5. The method for preparing composite modified sand-granulated activated carbon according to claim 2, wherein in step S3, the plant biomass includes straw and weeds, and roots, stems and leaves can be used;

The sand grain used in the step S3 is crushed and ground, and the grain size is 300-500 meshes.

6. The method for producing a composite modified, grittized, microcrystalline activated carbon according to claim 5, wherein the mass ratio of the plant biomass to the sand is (1.5-2.5): 1, and the mass ratio of the sand to the grittized, microcrystalline activated carbon is (0.7-1.3): 1.

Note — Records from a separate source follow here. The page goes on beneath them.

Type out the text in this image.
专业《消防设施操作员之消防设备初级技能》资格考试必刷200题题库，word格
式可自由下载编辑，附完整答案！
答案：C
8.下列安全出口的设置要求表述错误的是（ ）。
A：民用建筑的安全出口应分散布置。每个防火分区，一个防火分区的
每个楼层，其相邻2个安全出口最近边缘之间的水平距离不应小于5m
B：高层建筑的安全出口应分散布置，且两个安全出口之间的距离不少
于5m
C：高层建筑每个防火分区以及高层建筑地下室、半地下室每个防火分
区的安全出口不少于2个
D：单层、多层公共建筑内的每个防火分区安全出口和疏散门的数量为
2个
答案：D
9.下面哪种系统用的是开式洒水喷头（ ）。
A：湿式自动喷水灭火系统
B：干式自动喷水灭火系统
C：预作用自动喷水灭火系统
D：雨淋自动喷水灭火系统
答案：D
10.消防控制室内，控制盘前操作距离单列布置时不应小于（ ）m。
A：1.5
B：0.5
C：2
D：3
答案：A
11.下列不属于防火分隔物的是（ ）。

7. The method for producing composite modified gritty activated carbon according to claim 6, wherein the gritty activated carbon obtained in step S2 is stirred and mixed with the paste uniformly so that the surface of the gritty activated carbon is covered with the paste uniformly, the mixture is sieved as a whole, the gritty activated carbon covered with the paste is left on the sieve, the oversize is collected and fed into a muffle furnace, the muffle furnace is heated at 900-1100 ℃ for 5-7h, and the mixture is taken out after being heated and cooled naturally.

8. The method for preparing composite modified sand-grained activated carbon according to claim 2, wherein in the step S4, the reactor of the step S1 is used, the remolded activated carbon is added into the reactor, 25-28wt% of ammonia water is added, and the mass-volume ratio of the remolded activated carbon to the ammonia water is 1g (5-10) mL;

Stirring at 50-80deg.C to disperse the remolded activated carbon, and mixing with ammonia water; the exhaust pipe of the reactor extracts the volatilized ammonia gas and returns the volatilized ammonia gas to the inside of the reactor, so that ammonia gas aeration is formed at the bottom of the reactor;

mixing for 10-12h, discharging ammonia water, adding clear water for a plurality of times, continuously stirring until the pH value in the reactor is 7-8, obtaining the secondary modified product, and drying in a drying oven at 100 ℃ for 5-6h.

9. The method for producing a composite modified grittized microcrystalline activated carbon according to claim 1, wherein in step S5, the concentration of the polytetrafluoroethylene solution is 30 to 40wt%; the mass volume ratio of the secondary modified product to the sprayed polytetrafluoroethylene solution is 1g (0.01-0.25) mL;

The active carbon particles are subjected to programmed heating drying in a muffle furnace, and heated to 80 ℃ at 8-10 ℃ for 40min; heating to 150 deg.C at 5-7deg.C for 20min; heating to 200 deg.C at 5-7deg.C for 20min; and after heating, taking out the materials and naturally cooling.